Pour atteindre le dernier poteau, situé au col lui-même, il faut tout de même grimper plus de 1000m de dénivelé avec un final « costaud ».

Passé le col, retour en Aragon et descente régulière, mais longue, dans le vallon d’Añes Cruces. La végétation devient de plus en plus « champêtre ». Des champs entiers d’iris accueillent la cuadrilla. La vue sur le massif des Posets, deuxième massif des Pyrénées par sa hauteur (3375m), est belle, surtout à la tombée de la nuit depuis le refuge de Viados qui lui fait face. 19h, instant de magie : Tous les randonneurs sont dehors, silencieux, à regarder les derniers rayons du soleil caresser les Posets. Un beau moment et surtout une vue magnifique pour ce refuge qui tous les soirs propose un nouveau spectacle lumineux à ses résidents.

Quant au refuge lui-même : douche à 2 euros (!), bon dîner, partie de « concombre » acharnée, chambrée de 4 très correcte. Petit-déjeuner à base de produits pré-emballés Auchan. En montagne, il ne faut pas demander la lune.

De Viados (1749m) à Bielsa (1032m), une fois sortis du bois, une longue montée attend la mule et les 4 randonneurs pour atteindre le col de Pardinas (2260m). Elle traverse des champs à l’herbe dense et haute (hauteur : mi-cuisse) qui ne se terminent jamais. Le vent fait onduler le tout. Une estive riche, vide de vie animale ! Où sont-donc les vaches et moutons ?

Pollen et parfums divers agressent les organismes. Le col de Pardinas est enfin atteint. L’air devient plus « respirable ». Le massif du Mont Perdu commence à se dévoiler : « Same, same but différent » des autres massifs que sont ceux de la Pica d’Estats, de la Maladetta, du cirque du Portillon, des Posets etc. Là-bas, demain, il faudra attaquer la redoutable montée « verticale » au col d’Aniscle qui mène au Mont Perdu.

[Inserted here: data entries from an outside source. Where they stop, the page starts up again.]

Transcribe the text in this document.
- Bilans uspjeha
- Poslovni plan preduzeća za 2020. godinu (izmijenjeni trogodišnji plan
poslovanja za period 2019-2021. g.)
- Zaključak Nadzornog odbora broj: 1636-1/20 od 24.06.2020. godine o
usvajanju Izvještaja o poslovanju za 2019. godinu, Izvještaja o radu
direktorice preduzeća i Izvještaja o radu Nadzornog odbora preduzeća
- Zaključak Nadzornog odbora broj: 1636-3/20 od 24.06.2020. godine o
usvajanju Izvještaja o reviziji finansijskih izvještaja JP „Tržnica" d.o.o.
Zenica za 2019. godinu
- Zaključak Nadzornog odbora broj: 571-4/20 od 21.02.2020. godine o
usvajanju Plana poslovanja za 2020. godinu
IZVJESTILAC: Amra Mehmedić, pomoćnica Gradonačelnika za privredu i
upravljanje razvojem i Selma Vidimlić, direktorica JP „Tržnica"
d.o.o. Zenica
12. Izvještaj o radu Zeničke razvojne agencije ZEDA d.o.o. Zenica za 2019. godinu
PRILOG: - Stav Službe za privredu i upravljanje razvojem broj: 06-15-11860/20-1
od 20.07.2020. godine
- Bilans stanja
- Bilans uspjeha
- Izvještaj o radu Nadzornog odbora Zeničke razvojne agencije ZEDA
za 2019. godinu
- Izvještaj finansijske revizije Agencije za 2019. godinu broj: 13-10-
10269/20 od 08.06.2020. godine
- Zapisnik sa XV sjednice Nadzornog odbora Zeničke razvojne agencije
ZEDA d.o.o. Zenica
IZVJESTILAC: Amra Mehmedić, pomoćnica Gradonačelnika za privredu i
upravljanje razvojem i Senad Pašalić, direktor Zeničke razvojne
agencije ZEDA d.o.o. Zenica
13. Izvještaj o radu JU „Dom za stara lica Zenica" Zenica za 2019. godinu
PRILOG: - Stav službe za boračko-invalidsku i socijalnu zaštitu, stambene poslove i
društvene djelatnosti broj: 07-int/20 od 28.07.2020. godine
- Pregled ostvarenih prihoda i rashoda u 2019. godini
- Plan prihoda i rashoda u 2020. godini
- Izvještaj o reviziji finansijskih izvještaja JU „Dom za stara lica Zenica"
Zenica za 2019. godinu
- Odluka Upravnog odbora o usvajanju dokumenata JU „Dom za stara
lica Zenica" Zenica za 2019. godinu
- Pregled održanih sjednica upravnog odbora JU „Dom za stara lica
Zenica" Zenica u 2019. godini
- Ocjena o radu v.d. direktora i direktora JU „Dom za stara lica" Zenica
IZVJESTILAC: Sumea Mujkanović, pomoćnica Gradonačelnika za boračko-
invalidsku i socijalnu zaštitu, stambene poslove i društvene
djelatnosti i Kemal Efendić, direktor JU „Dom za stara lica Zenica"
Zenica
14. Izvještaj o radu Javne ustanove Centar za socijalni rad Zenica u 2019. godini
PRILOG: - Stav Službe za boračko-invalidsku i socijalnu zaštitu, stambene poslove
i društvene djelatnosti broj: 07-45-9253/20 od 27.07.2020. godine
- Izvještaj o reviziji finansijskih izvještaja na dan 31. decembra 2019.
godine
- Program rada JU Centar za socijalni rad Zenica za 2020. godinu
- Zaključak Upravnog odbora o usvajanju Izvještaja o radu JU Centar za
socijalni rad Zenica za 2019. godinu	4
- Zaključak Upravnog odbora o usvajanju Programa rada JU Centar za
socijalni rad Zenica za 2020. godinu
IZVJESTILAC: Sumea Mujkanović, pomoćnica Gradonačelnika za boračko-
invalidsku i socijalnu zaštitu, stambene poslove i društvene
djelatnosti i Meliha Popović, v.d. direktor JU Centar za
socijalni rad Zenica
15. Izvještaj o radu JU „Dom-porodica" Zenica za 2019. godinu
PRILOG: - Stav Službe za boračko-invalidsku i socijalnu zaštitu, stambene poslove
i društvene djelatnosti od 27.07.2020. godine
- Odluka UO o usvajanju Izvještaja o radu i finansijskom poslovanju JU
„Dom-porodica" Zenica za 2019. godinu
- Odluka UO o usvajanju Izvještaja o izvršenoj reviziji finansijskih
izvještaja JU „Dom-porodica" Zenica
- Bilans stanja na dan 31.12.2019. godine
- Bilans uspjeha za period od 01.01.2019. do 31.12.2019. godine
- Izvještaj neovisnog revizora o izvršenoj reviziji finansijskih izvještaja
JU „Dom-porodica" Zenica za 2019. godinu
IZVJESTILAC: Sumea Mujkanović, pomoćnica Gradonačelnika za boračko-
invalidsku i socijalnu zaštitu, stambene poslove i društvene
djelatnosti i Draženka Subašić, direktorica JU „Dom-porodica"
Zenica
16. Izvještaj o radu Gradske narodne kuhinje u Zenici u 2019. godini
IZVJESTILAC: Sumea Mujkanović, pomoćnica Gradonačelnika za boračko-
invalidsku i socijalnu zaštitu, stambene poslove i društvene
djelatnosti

La descente sur Bielsa se fait essentiellement sous un bois. Une bonne nouvelle car l’étape Viados-Bielsa compte 21,1 km et surtout, il fait très, très chaud : 38° au camping à l’entrée du village. Une température rare à de telles altitudes. Les organismes sont mis, à nouveau, à contribution.

A Bielsa, la « cuadrilla » rompt avec le protocole : « Dans la traversée des Pyrénées, ne jamais prendre une voiture ». D’un commun accord, il est décidé de prendre un taxi car 12 kilomètres de route sont à parcourir pour aller de Bielsa au refuge de Pinieta. Sans le taxi, l’étape du jour aurait fait plus de 33 km, et comme il fait 38°…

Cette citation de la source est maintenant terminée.